Ayachi, M. « Ecoles et société en
Tunisie 1930-1958 »(Thèse d'Etat). (Ronéotypé, Éd.)p 607
« Il est curieux de constater que le Ministre de
l’éducation nationale، M. Lamine Ach-Châbbî، fut démis de ses fonctions، parce qu’il aurait été favorable à l’arabisation de l’enseignement، et néfaste à l’application du «projet de
la réforme de l’enseignement en Tunisie ».
Ce fameux projet a été élaboré par M. Jean Debiesse… Mahmoud Al-Messadi,
directeur de l’enseignement secondaire au Ministère, fut appelé à la place
d’Ach-Châbbî pour exécuter le projet de réforme de M. Debiesse … »
Abdelmoula, M. (1971). L’université zaitounienne et
la société tunisienne. Tunis, Tunisie .
« Quand le pays accède à l’indépendance
et que l’état sera entre nos main, il faut commencer par traiter les problèmes
de l’enseignement, car tous les autres secteurs en dépendent ;
l’enseignement est le véritable moteur de l’homme … La question de l’enseignement
était notre première préoccupation vu son importance dans l’édification de
l’état et la consolidation du régime républicain. » [1]
Habib
Bourguiba, extraits du discours prononcé le 25 juin 1958 au collège Sadiki à
l’occasion de la clôture de l’année scolaire.
Avant propos
Le 3 mai 1958[2] , Mahmoud Messadi , l‘inspecteur
général de l’instruction publique, est nommé
Secrétaire d’état à l’éducation
nationale , à la jeunesse et aux sports [3] ; le 4 novembre 1958 ,
c’est à dire 7 mois après la nomination du nouveau secrétaire d’état , une
nouvelle loi de l’enseignement est promulguée ; c’est la loi 118 -1958
[4] qui va constituer les bases du système éducatif national.
I.
Le contexte général
1.
Sur le plan politique
Sur le plan de la politique intérieure : le contexte général ne différait
pas beaucoup du contexte de la période transitoire ; le schisme
yousséfiste a laissé de profondes blessures ; le différent s’est
transformé, pour certains, en une lutte entre le nationalisme arabe et le
nationalisme « tunisien » ; pour d’autres, c’est une lutte entre
une orientation orientale (arabo- musulmane) et une orientation occidentale.
Sur le plan de la politique
étrangère : Le contexte était marqué par une grande
tension entre la Tunisie et la France, à cause de la guerre d’Algérie où la
Tunisie était impliquée indirectement, en accueillant les chefs de la
révolution algérienne, et en soutenant la lutte armée.
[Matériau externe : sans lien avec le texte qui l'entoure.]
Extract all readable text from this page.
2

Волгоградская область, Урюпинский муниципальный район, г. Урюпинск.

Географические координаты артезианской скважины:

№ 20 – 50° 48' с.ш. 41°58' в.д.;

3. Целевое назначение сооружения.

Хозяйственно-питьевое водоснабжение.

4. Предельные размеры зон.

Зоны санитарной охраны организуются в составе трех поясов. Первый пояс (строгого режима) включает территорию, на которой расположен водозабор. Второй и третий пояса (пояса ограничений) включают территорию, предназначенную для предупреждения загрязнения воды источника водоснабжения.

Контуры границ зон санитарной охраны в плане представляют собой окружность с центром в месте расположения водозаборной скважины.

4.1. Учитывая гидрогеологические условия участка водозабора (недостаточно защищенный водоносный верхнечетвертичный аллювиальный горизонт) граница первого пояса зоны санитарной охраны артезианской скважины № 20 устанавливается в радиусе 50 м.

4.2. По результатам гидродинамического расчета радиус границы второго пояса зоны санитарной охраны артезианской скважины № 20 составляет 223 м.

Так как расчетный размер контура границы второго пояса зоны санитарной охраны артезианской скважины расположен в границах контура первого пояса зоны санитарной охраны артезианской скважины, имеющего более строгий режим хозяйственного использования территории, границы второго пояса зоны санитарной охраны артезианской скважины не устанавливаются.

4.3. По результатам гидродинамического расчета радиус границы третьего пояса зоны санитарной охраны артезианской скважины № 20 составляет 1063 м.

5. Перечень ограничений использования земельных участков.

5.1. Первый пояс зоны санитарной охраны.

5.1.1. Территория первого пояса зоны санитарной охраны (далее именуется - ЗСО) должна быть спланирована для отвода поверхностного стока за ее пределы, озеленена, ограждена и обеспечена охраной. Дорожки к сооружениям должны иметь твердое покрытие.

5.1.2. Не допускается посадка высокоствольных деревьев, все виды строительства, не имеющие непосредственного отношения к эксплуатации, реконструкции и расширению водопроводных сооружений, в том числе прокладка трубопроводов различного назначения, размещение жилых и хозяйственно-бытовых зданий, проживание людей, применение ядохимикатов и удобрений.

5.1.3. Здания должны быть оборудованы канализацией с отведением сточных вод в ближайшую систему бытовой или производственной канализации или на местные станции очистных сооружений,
La France réagit en
bombardant le village de Sakiet sidi Youssef, le 8 février 1958.
Sur le plan administratif : C’était aussi une période de
construction et de mise en place des institutions de la jeune république et de
la tunisification de l’administration dont certaines ont commencé à être
arabisée, comme le ministère de la justice et de l’intérieur.
2.
Dans le domaine de l’enseignement,
La période de 1954 - 1958 fut une
période de réflexions et de débats, à travers les conférences, les écrits dans
les revues et les articles de journaux ; tous étaient d’accord sur la nécessité
de réformer le contenu de l’enseignement ; [5] mais il y avait des divergences
sur trois questions fondamentales qui sont : la question de la langue d’enseignement,
la question du rythme de la généralisation de la scolarisation et la question
du modèle d’enseignement.
a.
La question de la langue d’enseignement : c’est une question récurrente depuis la
fondation de l’école polytechnique, des écoles franco-arabes et des écoles
coraniques modernes ; à l’époque, elle fut tranchée au profit du bilinguisme,
mais la question fut de nouveau posée à l’occasion de la préparation de la
nouvelle loi et de la mise en place du système éducatif de la jeune république ; deux tendances
s’étaient opposées :
-
La première milite pour une arabisation totale et
immédiate de l’enseignement
Mohamed Mzali, qui était le chef de cabinet du
ministre de l’éducation nationale, Lamine Chebbi, en 1955, disait :
« qu’en 1955, la Tunisie avait réussi à arabiser l’enseignement primaire
jusqu’à la quatrième année, tout en enseignant le français en tant que deuxième langue » ;[6] mais la question qui se posait à cette époque
était le choix entre la poursuite de l’arabisation jusqu’à la classe de sixième
puis à l’enseignement secondaire, ou le maintien du statut -quo en attendant la
formation des enseignants qualifiés nécessaires.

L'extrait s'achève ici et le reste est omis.